For the Vanity Fair article, Gurley visited the hidden uncanny valley ranch outside of San Diego to meet both Matt McMullen, the artist and entrepreneur who created the RealDoll two decades ago, and the man who recently became the owner of RealDolls, David Mills, author of the highly lauded book "Atheist Universe: The Thinking Person's Answer to Christian Fundamentalism," who has eschewed relationships with real women.
"My fundamental personality conflict is that I really like women but I don't like to be around people," Mills told Gurley.
McMullen, who used to be in a grunge band, fell upon creating RealDolls when he was working on a highly realistic, posable mannequin as a "funky art piece." He eventually sold the dolls in 1997 for $3,500 -- catching the eye of Howard Stern, who proclaimed sex with one was the best he'd ever had.

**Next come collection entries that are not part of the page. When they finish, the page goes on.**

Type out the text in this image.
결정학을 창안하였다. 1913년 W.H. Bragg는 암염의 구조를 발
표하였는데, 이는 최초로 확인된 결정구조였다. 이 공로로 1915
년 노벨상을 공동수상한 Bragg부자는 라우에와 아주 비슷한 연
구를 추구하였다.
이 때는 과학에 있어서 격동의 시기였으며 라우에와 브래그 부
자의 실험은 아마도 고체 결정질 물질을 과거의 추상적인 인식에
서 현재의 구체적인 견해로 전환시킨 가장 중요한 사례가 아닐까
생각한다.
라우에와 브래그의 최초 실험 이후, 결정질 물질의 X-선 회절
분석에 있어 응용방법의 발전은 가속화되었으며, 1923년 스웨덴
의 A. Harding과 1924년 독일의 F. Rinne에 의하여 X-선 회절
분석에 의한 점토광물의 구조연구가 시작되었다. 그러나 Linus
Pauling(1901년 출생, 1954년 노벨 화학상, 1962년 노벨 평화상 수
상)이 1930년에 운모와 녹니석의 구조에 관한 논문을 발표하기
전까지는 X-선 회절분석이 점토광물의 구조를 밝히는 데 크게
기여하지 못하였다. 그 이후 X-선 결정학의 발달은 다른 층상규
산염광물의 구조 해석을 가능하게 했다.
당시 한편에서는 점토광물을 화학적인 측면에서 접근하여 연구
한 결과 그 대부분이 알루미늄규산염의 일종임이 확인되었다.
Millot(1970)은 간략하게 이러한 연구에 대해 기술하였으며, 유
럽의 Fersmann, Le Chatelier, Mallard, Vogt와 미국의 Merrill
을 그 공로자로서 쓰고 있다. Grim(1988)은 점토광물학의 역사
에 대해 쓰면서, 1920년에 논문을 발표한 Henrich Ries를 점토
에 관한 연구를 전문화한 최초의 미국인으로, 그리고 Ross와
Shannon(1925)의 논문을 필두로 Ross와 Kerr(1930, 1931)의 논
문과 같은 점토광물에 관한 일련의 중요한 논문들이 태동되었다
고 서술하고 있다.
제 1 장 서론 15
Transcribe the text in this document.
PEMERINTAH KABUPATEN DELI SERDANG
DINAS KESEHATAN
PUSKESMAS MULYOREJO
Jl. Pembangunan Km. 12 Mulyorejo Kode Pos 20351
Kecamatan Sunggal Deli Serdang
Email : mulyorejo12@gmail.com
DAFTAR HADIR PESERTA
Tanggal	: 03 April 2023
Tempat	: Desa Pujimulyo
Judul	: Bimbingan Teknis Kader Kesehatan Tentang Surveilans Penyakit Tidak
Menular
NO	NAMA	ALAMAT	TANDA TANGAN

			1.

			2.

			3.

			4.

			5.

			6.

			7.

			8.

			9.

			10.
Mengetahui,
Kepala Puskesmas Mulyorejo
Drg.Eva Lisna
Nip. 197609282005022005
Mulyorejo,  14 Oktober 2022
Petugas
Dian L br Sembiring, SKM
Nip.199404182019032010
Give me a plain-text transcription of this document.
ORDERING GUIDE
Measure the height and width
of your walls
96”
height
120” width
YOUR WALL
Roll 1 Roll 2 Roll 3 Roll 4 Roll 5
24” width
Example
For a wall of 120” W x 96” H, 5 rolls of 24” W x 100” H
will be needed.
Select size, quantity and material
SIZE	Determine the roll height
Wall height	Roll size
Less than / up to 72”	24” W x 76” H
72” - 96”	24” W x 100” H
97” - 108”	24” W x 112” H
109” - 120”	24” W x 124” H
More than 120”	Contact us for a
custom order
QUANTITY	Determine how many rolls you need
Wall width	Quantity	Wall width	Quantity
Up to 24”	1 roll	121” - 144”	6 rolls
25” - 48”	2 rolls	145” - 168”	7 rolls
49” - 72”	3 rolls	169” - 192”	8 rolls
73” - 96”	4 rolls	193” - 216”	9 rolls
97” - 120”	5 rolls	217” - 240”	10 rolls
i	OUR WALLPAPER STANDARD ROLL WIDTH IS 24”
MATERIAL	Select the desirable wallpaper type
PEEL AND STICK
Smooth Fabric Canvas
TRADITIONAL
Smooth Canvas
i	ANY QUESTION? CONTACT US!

The dolls start off as a secret recipe of silicone poured into a mold. After they dry, they're washed, given anatomically correct body parts, airbrushed and topped with skull caps and heads. Buyers can choose from 11 body types and 31 faces, according to Gurley, along with skin tone, hair color and more intimate detailed customization.
It takes three months to create a doll, and buyers run the gamut. Not only the lovelorn and socially maladjusted buy RealDolls, but even the rich and beautiful (and perhaps socially maladjusted) buy them. Gurley writes that one celebrity with an anger management problem owns five RealDolls and even sunbathes with them on his yacht.
There isn't a RealDoll "type," Gurley reports. Fewer than 10 percent of customers are women.
And although McMullen won't create dolls in the likeness of celebrities, there are RealDolls representing porn studio Wicked Pictures' stars. Jessica Drake, who co-starred in a RealDolls-centered porn film, "2040," even calls some customers who buy Jessica Drake RealDolls on the phone and has sent a few of them outfits, reports Gurley.
Abyss is in the early stage of developing a RealDoll that will eventually be animated and have emotional intelligence, but McMullen tells Gurley he prefers the "old-school-ness" of his original RealDoll because he believes that what makes it special happens in the owners' imagination. But just in case, he has started a separate company dedicated to doll robotics.